In July 2018, Elon took to Twitter – his most steady means of communicating with the outside world – and slammed a British diver who criticized Elon’s effort at rescuing a Thai soccer team stuck in a cave. Elon called the diver a “pedo guy,” which caused a considerable resentment and a lawsuit, but a jury cleared Elon.

Later, after a few months, the Securities and Exchange Commission set its sights on the Musk, who had tweeted private funding was “secured” to buy all the company’s outstanding shares and make it private. And when the claim about financing didn’t prove right, the Securities and Exchange Commission sued, claiming that his tweets misled investors and stockholders.

Elon settled with the Securities and Exchange Commission. Apart from fines, Elon was forced to step down as Tesla chairman but remained as CEO. Musk agreed to have his tweets monitored and cleared by higher-ups in the company.
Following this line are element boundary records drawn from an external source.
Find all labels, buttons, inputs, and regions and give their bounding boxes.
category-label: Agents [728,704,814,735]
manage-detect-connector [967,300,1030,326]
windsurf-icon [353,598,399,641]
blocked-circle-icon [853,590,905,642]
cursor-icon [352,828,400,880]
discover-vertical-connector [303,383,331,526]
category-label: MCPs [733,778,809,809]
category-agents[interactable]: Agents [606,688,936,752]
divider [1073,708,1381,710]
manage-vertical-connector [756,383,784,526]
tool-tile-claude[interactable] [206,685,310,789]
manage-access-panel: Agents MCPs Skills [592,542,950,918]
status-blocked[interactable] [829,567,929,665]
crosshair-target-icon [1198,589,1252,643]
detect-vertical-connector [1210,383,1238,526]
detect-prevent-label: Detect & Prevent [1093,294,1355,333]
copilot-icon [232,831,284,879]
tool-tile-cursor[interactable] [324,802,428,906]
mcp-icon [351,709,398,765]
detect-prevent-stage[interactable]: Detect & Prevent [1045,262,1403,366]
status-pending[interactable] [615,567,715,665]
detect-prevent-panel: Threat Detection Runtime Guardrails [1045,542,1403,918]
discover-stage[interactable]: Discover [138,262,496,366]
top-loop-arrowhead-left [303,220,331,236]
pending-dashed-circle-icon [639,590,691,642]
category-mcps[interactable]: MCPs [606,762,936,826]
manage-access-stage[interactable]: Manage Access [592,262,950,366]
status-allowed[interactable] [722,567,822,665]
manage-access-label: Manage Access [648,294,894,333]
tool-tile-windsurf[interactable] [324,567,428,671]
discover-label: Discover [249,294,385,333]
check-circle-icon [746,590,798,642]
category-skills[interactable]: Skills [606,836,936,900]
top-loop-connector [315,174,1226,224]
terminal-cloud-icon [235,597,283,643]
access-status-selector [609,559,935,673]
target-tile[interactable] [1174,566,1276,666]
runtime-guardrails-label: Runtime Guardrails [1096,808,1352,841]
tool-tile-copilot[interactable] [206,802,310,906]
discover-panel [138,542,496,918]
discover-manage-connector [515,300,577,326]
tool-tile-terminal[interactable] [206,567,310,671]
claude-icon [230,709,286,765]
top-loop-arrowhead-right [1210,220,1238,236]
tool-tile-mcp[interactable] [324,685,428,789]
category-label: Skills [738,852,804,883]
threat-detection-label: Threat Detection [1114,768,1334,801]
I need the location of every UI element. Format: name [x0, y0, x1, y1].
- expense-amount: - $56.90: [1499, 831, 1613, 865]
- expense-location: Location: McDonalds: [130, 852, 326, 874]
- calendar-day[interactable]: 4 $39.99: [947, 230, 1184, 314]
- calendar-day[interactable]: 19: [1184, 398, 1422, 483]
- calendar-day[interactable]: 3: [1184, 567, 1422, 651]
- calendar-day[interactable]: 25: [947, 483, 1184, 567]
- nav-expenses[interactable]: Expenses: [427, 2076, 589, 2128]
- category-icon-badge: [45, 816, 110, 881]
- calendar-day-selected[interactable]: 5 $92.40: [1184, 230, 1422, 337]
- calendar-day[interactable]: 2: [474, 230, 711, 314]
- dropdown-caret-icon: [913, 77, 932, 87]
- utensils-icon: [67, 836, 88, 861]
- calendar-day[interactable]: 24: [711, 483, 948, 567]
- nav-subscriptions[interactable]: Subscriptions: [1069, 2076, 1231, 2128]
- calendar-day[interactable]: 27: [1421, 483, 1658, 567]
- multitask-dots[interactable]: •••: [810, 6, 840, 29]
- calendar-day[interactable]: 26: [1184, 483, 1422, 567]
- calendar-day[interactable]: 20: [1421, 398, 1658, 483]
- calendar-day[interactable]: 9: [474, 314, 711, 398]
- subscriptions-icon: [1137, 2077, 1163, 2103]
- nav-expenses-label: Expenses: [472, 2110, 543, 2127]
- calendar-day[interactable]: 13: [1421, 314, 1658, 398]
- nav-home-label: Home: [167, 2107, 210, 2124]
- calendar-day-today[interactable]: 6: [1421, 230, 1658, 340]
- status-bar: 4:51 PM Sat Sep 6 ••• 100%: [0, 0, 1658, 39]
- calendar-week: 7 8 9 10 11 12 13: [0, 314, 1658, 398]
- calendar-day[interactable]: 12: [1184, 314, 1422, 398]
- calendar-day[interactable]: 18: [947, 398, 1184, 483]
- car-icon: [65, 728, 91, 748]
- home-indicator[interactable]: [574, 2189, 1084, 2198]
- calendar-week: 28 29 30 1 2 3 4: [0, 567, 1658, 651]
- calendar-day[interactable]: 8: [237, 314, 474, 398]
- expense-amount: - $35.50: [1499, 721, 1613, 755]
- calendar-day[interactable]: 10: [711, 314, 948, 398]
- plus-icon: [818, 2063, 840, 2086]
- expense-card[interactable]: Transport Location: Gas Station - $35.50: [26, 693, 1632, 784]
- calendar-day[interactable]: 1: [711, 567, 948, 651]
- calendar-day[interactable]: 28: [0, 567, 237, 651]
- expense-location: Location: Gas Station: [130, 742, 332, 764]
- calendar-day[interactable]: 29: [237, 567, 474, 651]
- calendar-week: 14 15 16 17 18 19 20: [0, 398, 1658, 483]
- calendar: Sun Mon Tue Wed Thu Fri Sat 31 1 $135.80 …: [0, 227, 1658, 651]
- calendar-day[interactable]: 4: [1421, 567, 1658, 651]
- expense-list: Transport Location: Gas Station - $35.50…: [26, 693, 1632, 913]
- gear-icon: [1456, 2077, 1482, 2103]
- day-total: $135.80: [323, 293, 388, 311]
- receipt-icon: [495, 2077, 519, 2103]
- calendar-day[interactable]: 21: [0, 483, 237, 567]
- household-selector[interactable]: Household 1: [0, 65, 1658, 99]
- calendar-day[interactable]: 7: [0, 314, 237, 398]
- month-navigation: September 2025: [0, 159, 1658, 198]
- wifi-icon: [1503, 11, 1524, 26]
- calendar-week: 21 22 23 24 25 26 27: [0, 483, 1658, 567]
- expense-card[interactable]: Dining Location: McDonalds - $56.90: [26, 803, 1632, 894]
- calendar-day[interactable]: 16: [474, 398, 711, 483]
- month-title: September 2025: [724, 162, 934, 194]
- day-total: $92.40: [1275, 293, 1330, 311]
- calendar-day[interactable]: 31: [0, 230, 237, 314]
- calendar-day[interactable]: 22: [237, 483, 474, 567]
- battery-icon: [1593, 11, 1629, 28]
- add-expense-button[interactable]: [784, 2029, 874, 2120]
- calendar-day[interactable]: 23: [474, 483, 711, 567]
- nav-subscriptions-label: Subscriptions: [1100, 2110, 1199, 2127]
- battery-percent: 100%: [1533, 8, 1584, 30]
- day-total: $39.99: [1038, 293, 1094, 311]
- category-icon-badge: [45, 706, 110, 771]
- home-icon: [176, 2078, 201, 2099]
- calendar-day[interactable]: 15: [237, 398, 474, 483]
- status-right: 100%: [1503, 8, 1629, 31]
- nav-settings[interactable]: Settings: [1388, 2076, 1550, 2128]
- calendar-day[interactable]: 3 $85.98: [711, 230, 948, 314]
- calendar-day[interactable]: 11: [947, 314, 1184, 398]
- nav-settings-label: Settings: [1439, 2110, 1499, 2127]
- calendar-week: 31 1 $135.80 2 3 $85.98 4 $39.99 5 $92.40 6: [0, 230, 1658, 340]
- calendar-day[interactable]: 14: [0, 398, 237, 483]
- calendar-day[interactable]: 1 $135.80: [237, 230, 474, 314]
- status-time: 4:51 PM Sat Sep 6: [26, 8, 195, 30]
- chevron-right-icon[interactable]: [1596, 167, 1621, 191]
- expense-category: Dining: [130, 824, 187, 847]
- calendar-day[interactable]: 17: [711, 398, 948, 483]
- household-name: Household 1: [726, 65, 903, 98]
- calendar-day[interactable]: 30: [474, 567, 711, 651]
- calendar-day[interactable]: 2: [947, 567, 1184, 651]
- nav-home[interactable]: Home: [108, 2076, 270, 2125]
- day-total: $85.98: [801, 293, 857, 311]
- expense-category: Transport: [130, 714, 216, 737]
Byt more recently, Elon found himself in the crosshairs of medical professionals and government officials around the world. His tweet claimed that the coronavirus pandemic would involve “close to zero new cases in the U.S.” by the end of April, which proved to be false, and he reopened a Tesla factory in California before officials gave the go-ahead.

“Tesla is restarting production today against Alameda County rules,” he tweeted May 11. Elon said, – I will be on the line with everyone else. If anyone is arrested, I ask that it only be me.

The Quarrels Haven’t Slowed Tesla And SpaceX.

“Elon is a successful and brilliant guy, and has more irons in the fire than almost any human on the planet,” Ketcham said. “He’s under a lot of stress and is doing what he thinks is right. When Elon thinks he’s on the right path, he’s not scared to tell people. But that’s worked for him, and that will work for him until it doesn’t.”

Picture showing NASA astronauts Doug Hurley, left, and Bob Behnken stand near Launch Pad 39A at the agency’s Kennedy Space Center in Florida. Credit: NASA.
Picture showing NASA astronauts Doug Hurley, left, and Bob Behnken stand near Launch Pad 39A at the agency’s Kennedy Space Center in Florida. Credit: NASA.

The 51st anniversary of the Apollo 11 mission to land the first man on the Moon will take place this summer 2020.